44. Başvuruda tespit edilen hak ihlalinin sonuçlarının ortadan kaldırılması için yeniden yargılama yapılmasında hukuki yarar bulunmaktadır. Bu kapsamda kararın gönderildiği yargı mercilerince yapılması gereken iş, yeniden yargılama işlemlerini başlatmak ve Anayasa Mahkemesini ihlal sonucuna ulaştıran nedenleri gideren, ihlal kararında belirtilen ilkelere uygun yeni bir karar vermektir (30/3/2011 tarihli ve 6216 sayılı Anayasa Mahkemesinin Kuruluşu ve Yargılama Usulleri Hakkında Kanun'un 50. maddesinin (2) numaralı fıkrasında düzenlenen bireysel başvuruya özgü yeniden yargılama kurumunun özelliklerine ilişkin kapsamlı açıklamalar için bkz. Mehmet Doğan [GK], B. No: 2014/8875, 7/6/2018, §§ 54-60; Aligül Alkaya ve diğerleri (2), B. No: 2016/12506, 7/11/2019, §§ 53-60, 66; Kadri Enis Berberoğlu (3) [GK], B. No: 2020/32949, 21/1/2021, §§ 93-100).
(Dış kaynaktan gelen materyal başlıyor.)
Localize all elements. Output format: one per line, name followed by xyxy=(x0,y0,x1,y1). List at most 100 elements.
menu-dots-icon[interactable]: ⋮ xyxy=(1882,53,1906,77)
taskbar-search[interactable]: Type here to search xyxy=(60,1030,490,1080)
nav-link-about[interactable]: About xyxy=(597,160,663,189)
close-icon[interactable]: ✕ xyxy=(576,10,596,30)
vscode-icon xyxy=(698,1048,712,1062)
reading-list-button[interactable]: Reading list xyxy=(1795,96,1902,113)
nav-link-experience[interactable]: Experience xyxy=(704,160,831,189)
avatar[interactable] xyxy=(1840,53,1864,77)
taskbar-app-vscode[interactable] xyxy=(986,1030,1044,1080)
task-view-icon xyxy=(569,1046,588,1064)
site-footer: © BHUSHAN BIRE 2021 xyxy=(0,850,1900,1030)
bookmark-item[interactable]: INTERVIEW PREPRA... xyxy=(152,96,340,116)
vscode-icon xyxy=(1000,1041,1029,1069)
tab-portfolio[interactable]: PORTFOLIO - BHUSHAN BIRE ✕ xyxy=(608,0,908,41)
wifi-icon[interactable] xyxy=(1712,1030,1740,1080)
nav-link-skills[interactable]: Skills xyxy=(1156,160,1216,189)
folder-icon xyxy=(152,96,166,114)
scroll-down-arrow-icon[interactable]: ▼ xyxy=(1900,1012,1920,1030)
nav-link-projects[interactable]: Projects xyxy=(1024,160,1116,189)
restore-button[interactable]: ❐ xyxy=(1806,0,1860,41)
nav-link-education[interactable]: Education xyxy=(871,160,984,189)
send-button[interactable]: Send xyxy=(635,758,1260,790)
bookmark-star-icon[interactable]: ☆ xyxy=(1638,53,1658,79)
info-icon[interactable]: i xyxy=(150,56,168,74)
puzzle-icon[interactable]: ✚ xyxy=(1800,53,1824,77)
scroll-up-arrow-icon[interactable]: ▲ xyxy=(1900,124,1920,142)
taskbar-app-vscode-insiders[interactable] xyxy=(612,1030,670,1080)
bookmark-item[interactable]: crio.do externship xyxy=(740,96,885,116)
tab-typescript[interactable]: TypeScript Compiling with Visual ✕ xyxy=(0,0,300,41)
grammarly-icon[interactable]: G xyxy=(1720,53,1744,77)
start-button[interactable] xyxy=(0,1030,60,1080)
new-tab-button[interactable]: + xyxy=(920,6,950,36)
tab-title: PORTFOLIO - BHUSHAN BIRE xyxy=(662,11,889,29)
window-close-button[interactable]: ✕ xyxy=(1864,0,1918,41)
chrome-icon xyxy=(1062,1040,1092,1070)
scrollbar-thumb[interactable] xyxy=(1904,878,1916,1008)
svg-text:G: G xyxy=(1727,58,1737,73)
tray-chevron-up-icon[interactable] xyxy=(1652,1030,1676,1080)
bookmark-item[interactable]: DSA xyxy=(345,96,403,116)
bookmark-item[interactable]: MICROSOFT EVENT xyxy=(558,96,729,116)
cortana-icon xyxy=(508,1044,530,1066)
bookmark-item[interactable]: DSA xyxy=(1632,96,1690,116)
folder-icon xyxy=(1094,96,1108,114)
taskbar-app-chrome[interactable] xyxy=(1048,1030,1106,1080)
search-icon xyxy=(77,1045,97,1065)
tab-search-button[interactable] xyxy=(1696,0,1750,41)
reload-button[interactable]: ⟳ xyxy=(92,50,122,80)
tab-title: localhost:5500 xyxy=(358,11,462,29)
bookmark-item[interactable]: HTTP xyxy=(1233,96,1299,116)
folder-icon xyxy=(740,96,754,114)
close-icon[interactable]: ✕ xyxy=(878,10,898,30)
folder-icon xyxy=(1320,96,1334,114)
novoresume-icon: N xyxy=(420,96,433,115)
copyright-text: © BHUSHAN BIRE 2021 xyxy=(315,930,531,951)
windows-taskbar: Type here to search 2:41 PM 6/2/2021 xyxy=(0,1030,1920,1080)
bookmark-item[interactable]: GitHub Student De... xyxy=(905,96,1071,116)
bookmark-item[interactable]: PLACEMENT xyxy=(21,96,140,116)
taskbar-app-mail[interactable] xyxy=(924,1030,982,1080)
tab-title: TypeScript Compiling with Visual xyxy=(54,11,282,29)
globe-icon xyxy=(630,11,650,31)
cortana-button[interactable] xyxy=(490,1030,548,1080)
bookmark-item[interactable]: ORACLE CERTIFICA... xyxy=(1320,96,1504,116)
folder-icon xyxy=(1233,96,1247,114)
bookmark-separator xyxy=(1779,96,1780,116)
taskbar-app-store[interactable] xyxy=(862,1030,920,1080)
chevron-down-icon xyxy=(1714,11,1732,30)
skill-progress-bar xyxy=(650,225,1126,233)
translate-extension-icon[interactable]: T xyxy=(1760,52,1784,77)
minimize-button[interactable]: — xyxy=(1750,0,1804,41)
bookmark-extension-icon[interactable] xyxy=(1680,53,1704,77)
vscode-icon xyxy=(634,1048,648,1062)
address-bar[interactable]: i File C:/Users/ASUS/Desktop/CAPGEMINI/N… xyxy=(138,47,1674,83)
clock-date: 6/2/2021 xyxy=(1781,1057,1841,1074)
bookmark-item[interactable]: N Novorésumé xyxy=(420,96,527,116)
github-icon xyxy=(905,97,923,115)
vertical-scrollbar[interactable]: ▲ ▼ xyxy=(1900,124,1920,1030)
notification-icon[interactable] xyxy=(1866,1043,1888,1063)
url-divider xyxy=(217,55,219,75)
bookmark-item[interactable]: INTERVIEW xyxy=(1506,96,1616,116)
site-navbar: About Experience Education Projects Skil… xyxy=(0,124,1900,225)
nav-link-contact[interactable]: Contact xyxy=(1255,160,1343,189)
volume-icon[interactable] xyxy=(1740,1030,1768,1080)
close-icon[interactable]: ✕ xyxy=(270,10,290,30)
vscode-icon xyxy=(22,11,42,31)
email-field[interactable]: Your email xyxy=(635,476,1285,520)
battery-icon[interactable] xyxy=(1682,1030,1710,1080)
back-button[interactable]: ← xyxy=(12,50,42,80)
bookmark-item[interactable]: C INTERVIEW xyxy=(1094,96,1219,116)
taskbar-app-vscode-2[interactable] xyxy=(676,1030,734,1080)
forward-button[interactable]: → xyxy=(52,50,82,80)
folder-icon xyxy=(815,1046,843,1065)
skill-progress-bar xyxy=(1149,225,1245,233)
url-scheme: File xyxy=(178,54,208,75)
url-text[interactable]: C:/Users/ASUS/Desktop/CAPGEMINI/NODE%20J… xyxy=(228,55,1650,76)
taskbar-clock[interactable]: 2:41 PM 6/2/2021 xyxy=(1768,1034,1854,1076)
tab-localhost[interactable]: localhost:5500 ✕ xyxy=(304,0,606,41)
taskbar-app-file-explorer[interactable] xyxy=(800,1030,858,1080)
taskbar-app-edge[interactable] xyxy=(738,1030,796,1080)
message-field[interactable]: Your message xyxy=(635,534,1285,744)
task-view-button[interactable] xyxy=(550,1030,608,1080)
45. İhlalin ve sonuçlarının ortadan kaldırılması için yeniden yargılamanın yeterli bir giderim sağlayacağı anlaşıldığından tazminat talebinin reddine karar verilmesi gerektiği sonucuna ulaşılmıştır.

VI. HÜKÜM

Açıklanan gerekçelerle;

A. Gerekçeli karar hakkının ihlal edildiğine ilişkin iddianın KABUL EDİLEBİLİR OLDUĞUNA,
B. Anayasa’nın 36. maddesinde güvence altına alınan adil yargılanma hakkı kapsamındaki gerekçeli karar hakkının İHLAL EDİLDİĞİNE,
C. Kararın bir örneğinin gerekçeli karar hakkının ihlalinin sonuçlarının ortadan kaldırılması için yeniden yargılama yapılmak üzere Ankara 6. İdare Mahkemesine (E.2017/3343, K.2018/2085) GÖNDERİLMESİNE,
D. Başvurucunun tazminat talebinin REDDİNE,
E. 364,60 TL harçtan oluşan yargılama giderinin başvurucuya ÖDENMESİNE,
F. Ödemenin kararın tebliğini takiben başvurucunun Hazine ve Maliye Bakanlığına başvuru tarihinden itibaren dört ay içinde yapılmasına, ödemede gecikme olması hâlinde bu sürenin sona erdiği tarihten ödeme tarihine kadar geçen süre için yasal FAİZ UYGULANMASINA,
G. Kararın bir örneğinin Adalet Bakanlığına GÖNDERİLMESİNE 19/1/2023 tarihinde OYBİRLİĞİYLE karar verildi.